Norfolk Honey - Apiaries

Spixworth apiary

Situated in a small privately owned farm off Spixworth road the apiary was started with two hives in 2012 that increased to three before the winter 2012/13.

Out of the three, one had a new queen bred in Spixworth. The other two had old queens. The winter 2012/13 was long and hard and only two out of the three survived. One of the two old queens failed to make it through the longest, hardest winter I've seen since I started beekeeping some twenty or so years ago.

The new queen made a good start in 2012 and it was fairly obvious that by the time the winter arrived that she was one of the better queens mated in 2012 - a wet, bad year for queen rearing

By June 17th (the inspector's visit) a swarm had arrived and taken up residence in a spare super on top of a hive that had two queen cells taken from the colony with the new queen.

The new queen's colony built up well in the spring 2013 and the bees were easy to handle - easier than the mother's colony had been - but they wanted to swarm. First I removed queen cells before eventually moving out the queen and uniting the swarm queen with her colony. The swarm queen wasn't much good and was replaced by the new bred on site from the first queen cells I removed.

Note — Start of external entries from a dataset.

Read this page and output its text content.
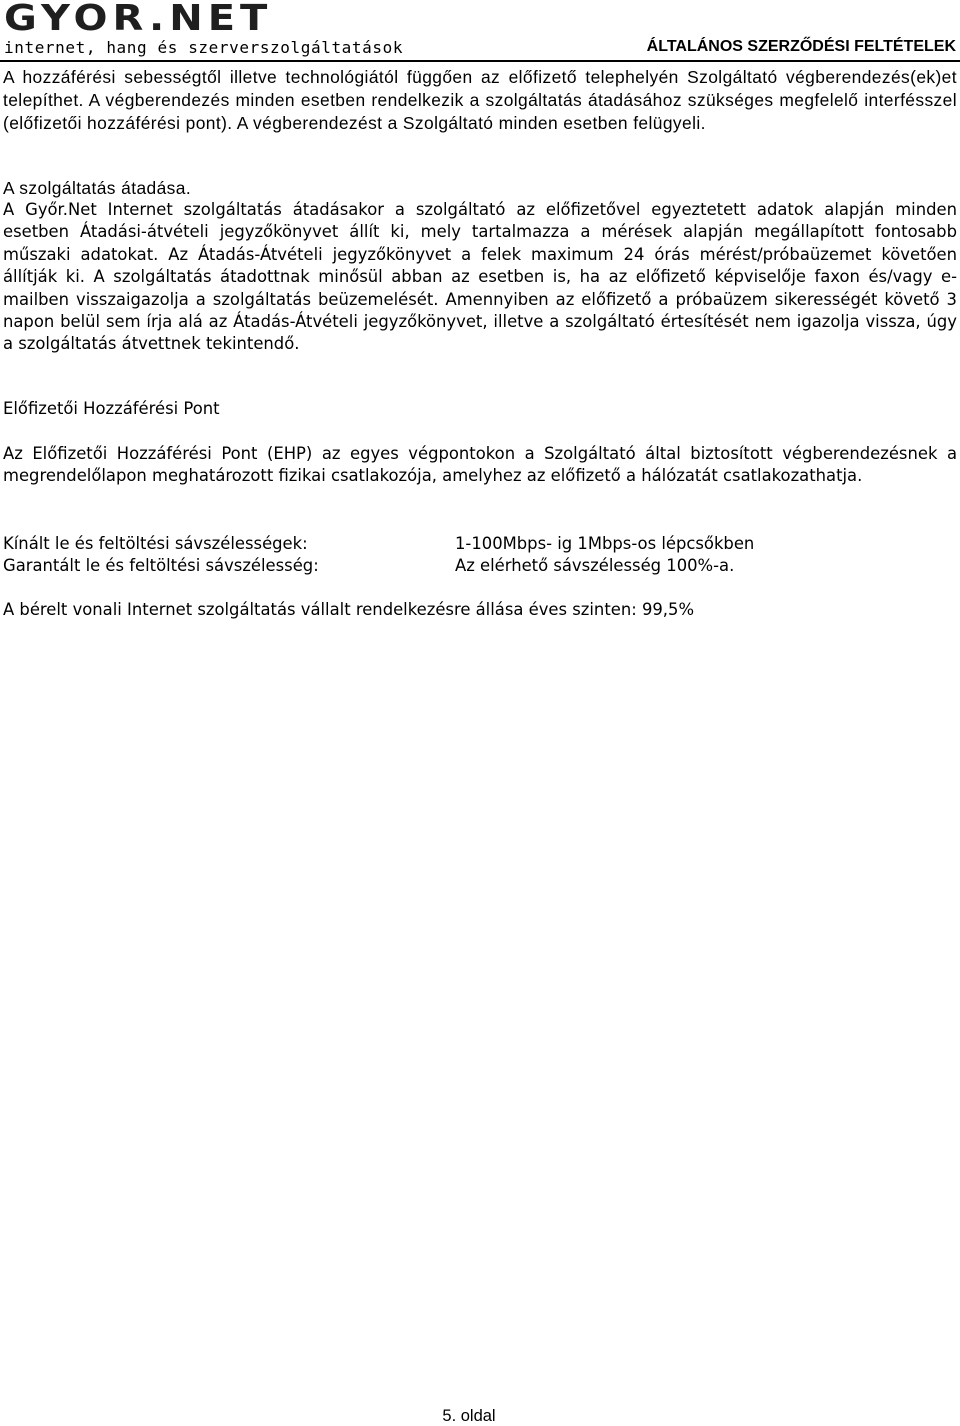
GYOR.NET
internet, hang és szerverszolgáltatások	ÁLTALÁNOS SZERZŐDÉSI FELTÉTELEK

A hozzáférési sebességtől illetve technológiától függően az előfizető telephelyén Szolgáltató végberendezés(ek)et telepíthet. A végberendezés minden esetben rendelkezik a szolgáltatás átadásához szükséges megfelelő interfésszel (előfizetői hozzáférési pont). A végberendezést a Szolgáltató minden esetben felügyeli.

A szolgáltatás átadása.

A Győr.Net Internet szolgáltatás átadásakor a szolgáltató az előfizetővel egyeztetett adatok alapján minden esetben Átadási-átvételi jegyzőkönyvet állít ki, mely tartalmazza a mérések alapján megállapított fontosabb műszaki adatokat. Az Átadás-Átvételi jegyzőkönyvet a felek maximum 24 órás mérést/próbaüzemet követően állítják ki. A szolgáltatás átadottnak minősül abban az esetben is, ha az előfizető képviselője faxon és/vagy e-mailben visszaigazolja a szolgáltatás beüzemelését. Amennyiben az előfizető a próbaüzem sikerességét követő 3 napon belül sem írja alá az Átadás-Átvételi jegyzőkönyvet, illetve a szolgáltató értesítését nem igazolja vissza, úgy a szolgáltatás átvettnek tekintendő.

Előfizetői Hozzáférési Pont

Az Előfizetői Hozzáférési Pont (EHP) az egyes végpontokon a Szolgáltató által biztosított végberendezésnek a megrendelőlapon meghatározott fizikai csatlakozója, amelyhez az előfizető a hálózatát csatlakozathatja.

Kínált le és feltöltési sávszélességek:	1-100Mbps- ig 1Mbps-os lépcsőkben
Garantált le és feltöltési sávszélesség:	Az elérhető sávszélesség 100%-a.

A bérelt vonali Internet szolgáltatás vállalt rendelkezésre állása éves szinten: 99,5%

5. oldal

The colony with the old queen, although it had survived winter, was very small by the time spring got underway in 2013 (spring was very late!). The bees eventually superceded that queen and built up to a reasonable colony with a new queen by the summer of 2013.

Two new queens were bred in 2013 and the queen of 2012 superceded after being removed as an artificial swarm.

By August 2013 there were four colonies in four hives. Three from the 'gentle' queen of 2012. One colony was a little on the small side. All the bees in Spixworth seem to be good to work with - so there seem to be good natured drones in the area for the virgin queens to mate with.